|Armenia Table of Contents
A broad public discussion of environmental problems began in the mid-1980s, when the first "green" groups formed in opposition to Erevan's intense industrial air pollution and to nuclear power generation in the wake of the 1986 reactor explosion at Chernobyl'. Environmental issues helped form the basis of the nationalist independence movement when environmental demonstrations subsequently merged with those for other political causes in the late 1980s.
In the postcommunist era, Armenia faces the same massive environmental cleanup that confronts the other former Soviet republics as they emerge from the centralized planning system's disastrous approach to resource management. By 1980 the infrequency of sightings of Mount Ararat, which looms about sixty kilometers across the Turkish border, became a symbol of worsening air pollution in Erevan.
In independent Armenia, environmental issues divide society (and scientists) sharply into those who fear "environmental time bombs" and those who view resumption of pollution-prone industrial operations as the only means of improving the country's economy. In the early 1990s, the latter group blamed Armenia's economic woes on the role played by the former in closing major industries.
In 1994 three national environmental laws were in effect: the Law on Environmental Protection, the Basic Law on the Environment, and the Law on Mineral Resources. The Council of Ministers, Armenia's cabinet, includes a minister of the environment. However, no comprehensive environmental protection program has emerged, and decisions on environmental policy have been made on an ad hoc basis.
Environmental conditions in Armenia have been worsened by the Azerbaijani blockade of supplies and electricity from outside. Under blockade conditions, the winters of 1991-92, 1992-93, and 1993-94 brought enormous hardship to a population lacking heat and electric power. (The large-scale felling of trees for fuel during the winters of the blockade has created another environmental crisis.) The results of the blockade and the failure of diplomatic efforts to lift it led the government to propose reconstruction of the Armenian Atomic Power Station at Metsamor, which was closed after the 1988 earthquake because of its location in an earthquake-prone area and which had the same safety problems as reactors listed as dangerous in Bulgaria, Russia, and Slovakia. After heated debates over startup continued through 1993, French and Russian nuclear consultants declared operating conditions basically safe. Continuation of the blockade into 1994 gave added urgency to the decision.

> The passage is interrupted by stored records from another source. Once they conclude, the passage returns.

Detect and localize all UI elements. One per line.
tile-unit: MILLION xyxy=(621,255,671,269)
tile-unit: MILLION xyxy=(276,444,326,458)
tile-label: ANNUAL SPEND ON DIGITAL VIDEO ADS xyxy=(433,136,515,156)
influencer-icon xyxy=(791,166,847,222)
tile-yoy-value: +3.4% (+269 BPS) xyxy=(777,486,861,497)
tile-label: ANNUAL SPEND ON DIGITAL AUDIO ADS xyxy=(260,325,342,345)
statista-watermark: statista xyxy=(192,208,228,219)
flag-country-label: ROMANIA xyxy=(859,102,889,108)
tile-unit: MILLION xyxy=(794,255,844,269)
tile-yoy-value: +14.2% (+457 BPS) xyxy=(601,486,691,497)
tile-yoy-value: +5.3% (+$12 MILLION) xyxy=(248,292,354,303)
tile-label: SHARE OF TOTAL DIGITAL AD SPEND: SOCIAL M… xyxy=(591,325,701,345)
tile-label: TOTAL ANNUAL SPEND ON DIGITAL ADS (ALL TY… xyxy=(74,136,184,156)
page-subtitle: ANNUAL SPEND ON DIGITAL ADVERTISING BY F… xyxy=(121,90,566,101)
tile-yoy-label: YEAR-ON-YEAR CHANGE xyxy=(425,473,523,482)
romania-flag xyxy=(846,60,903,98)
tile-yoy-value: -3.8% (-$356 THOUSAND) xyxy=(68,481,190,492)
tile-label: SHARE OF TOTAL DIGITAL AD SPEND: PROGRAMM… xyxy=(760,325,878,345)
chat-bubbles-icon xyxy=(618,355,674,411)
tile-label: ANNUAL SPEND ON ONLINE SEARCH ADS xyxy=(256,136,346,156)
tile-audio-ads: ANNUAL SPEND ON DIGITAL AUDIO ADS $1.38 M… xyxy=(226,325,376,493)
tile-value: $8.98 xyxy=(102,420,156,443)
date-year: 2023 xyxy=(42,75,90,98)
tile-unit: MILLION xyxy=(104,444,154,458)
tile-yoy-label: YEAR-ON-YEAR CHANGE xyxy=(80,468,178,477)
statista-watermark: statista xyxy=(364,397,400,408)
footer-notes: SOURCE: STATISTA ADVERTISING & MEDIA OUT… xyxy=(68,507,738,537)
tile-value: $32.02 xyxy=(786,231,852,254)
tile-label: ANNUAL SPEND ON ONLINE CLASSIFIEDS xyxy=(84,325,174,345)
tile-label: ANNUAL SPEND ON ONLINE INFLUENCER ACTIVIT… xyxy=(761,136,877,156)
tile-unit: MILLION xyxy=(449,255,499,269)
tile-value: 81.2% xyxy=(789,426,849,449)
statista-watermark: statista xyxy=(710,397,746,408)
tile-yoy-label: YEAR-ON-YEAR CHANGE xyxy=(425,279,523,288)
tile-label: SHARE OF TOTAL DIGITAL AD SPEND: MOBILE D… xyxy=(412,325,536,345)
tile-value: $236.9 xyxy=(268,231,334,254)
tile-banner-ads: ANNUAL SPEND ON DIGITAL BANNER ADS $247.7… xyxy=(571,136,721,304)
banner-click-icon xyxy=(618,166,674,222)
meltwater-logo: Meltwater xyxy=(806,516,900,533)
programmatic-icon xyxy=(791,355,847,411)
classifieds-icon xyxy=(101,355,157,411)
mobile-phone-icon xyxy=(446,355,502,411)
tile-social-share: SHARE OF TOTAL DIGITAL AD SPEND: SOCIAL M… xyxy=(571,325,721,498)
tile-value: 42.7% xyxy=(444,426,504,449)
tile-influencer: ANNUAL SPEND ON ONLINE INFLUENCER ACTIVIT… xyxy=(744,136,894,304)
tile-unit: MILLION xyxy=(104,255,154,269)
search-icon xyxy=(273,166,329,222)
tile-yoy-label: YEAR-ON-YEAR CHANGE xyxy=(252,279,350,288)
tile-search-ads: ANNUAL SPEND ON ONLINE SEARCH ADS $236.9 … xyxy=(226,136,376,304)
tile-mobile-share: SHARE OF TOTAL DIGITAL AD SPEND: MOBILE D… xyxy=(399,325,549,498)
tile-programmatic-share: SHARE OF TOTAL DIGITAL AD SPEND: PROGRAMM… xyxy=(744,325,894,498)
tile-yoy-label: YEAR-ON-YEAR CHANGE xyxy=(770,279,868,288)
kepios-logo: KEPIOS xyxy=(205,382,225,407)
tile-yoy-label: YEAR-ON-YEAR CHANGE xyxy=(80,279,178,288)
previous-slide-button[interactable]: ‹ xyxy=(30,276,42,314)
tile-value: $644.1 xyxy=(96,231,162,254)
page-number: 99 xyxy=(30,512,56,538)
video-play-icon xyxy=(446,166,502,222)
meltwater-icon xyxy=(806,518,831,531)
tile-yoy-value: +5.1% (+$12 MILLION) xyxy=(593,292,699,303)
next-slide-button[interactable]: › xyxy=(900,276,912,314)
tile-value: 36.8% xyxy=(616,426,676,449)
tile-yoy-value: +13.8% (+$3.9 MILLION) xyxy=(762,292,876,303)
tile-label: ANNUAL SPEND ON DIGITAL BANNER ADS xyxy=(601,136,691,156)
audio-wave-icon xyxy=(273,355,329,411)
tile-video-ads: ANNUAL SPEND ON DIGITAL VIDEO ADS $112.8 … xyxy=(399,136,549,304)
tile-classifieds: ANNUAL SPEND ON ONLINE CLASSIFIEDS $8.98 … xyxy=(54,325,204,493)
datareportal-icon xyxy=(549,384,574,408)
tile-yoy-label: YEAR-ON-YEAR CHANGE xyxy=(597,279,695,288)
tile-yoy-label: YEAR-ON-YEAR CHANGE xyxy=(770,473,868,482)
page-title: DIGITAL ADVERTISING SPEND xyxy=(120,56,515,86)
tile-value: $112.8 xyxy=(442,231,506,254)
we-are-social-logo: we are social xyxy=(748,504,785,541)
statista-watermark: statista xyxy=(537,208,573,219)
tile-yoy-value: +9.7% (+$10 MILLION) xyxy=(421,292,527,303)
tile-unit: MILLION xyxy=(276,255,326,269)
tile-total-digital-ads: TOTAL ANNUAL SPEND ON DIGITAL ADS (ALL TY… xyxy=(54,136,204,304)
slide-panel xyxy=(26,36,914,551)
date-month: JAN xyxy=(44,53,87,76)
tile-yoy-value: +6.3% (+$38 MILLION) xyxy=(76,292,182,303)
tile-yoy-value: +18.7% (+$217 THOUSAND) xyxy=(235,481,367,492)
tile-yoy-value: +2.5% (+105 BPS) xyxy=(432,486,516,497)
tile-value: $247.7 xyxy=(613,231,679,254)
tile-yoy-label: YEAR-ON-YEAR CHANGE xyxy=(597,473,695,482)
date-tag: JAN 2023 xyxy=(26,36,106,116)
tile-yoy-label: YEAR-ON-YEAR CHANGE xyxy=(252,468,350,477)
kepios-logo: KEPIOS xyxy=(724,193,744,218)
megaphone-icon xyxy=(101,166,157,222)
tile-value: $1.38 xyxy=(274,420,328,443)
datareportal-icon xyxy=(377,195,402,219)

Another environmental concern is a significant drop in Lake Sevan's water level because of drawdowns for irrigation and the diversion of water to hydroelectric plants to compensate for the electric power lost through the inactivity of the nuclear plant at Metsamor. This crisis was addressed in 1992-93 by construction of a tunnel to divert water into the lake from the Arpa River. Engineers estimated that once the project is finished, the tunnel will allow 500 million cubic meters of water to be drawn from the lake annually, while maintaining a constant water level. The Ministry of the Environment reported that the lake's water level had dropped by fifty centimeters in 1993. Experts said that this drop brought the level to within twenty-seven centimeters of the critical point where flora and fauna would be endangered.
Among major industrial centers closed to curtail pollution were the Nairit Chemical Plant, the Alaverdy Metallurgical Plant, and the Vanadzor Chemical Combine. Economic requirements triumphed over environmental considerations when the Soviet-era Nairit plant was reopened in January 1992 after being closed in 1989 because of the massive air pollution it caused. Newly independent Armenia needed the income from foreign sales of Nairit rubber and chemical products, many of which had been assigned exclusively to that plant under the Soviet system and were still unavailable elsewhere to the former Soviet republics in the early 1990s. Up-to-date environmental safety technology and adherence to international standards were promised at Nairit when the decision to resume production was announced.